Louis sintió que su corazón se aceleraba, tentado de pellizcarle las mejillas, pero recordando sus habituales retrocesos, se contuvo. «¿Un simple gracias es todo lo que obtengo?», bromeó.
Aunque Louis estaba bromeando, Kiera se detuvo antes de ofrecerle sorprendentemente un regalo.
Sorprendido, Louis exclamó: «¿Esto es realmente para mí?».
Kiera se sintió tímida. Anteriormente había hecho una muñeca artesanal para Elena, lo que Louis había notado y, en tono de broma, le había pedido una para él. Recordando esto, ella había ido a casa y había hecho una muñeca solo para él.
La sonrisa de Louis se amplió mientras levantaba las cejas con sorpresa. «¿Tú hiciste esto?».
«Sí», asintió Kiera simplemente.
Mientras Louis inspeccionaba la muñeca, dándole vueltas entre las manos, de repente se detuvo, desconcertado. «¿Se supone que esto es un lobo?». La muñeca era un juguetón lobo gris.
Una chispa de diversión cruzó los ojos de Kiera mientras volvía a asentir en señal de confirmación.

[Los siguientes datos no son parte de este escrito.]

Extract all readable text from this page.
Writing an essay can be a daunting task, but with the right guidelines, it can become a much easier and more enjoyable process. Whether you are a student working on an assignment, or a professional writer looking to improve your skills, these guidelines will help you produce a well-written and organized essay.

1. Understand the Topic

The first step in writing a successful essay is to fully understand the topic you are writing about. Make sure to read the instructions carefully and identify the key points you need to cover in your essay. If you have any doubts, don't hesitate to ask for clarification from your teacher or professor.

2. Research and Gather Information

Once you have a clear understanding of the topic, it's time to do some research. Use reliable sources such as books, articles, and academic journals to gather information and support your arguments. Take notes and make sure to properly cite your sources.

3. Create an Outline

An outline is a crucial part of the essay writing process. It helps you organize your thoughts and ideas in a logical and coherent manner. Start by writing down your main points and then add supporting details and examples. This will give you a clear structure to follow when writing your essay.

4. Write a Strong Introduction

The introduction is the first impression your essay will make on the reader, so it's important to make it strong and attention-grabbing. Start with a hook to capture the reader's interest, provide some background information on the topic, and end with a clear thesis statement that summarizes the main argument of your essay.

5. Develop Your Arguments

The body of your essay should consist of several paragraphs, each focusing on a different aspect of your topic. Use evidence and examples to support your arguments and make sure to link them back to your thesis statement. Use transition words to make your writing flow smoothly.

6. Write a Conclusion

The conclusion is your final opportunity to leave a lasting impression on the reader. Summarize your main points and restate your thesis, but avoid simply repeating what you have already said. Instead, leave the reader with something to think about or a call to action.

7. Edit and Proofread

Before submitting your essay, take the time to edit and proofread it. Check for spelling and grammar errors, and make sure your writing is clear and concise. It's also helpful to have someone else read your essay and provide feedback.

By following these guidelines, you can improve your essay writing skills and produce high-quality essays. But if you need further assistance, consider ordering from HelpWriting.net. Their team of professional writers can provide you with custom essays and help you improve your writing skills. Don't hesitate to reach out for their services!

Louis apretó la mandíbula e inhaló bruscamente, con los pensamientos acelerados. ¿Era esto una sutil pulla hacia él?
Soltó una breve risa, aunque la frustración era evidente en su tono. —¿Te estás burlando de mí? ¿Después de todo lo que he hecho, esto es lo que me das a cambio?
Kiera se sintió avergonzada. Cuando confeccionó el muñeco, le vino a la mente la imagen de un lobo juguetón, reflejando cómo Louis solía bromear con ella. Para ella, él se parecía a un lobo juguetón. No había tenido la intención de que el muñeco fuera un regalo en circunstancias tan incómodas.
Kiera se mordió el labio, sintiendo una oleada de inquietud. De hecho, llamarlo lobo juguetón después de su ayuda podría haber sido una extralimitación.
Levantó lentamente la mirada, solo para encontrarse con que Louis la miraba con expresión desconcertada. Sus mejillas se sonrojaron de vergüenza cuando se dio cuenta de que la había pillado mirándolo fijamente.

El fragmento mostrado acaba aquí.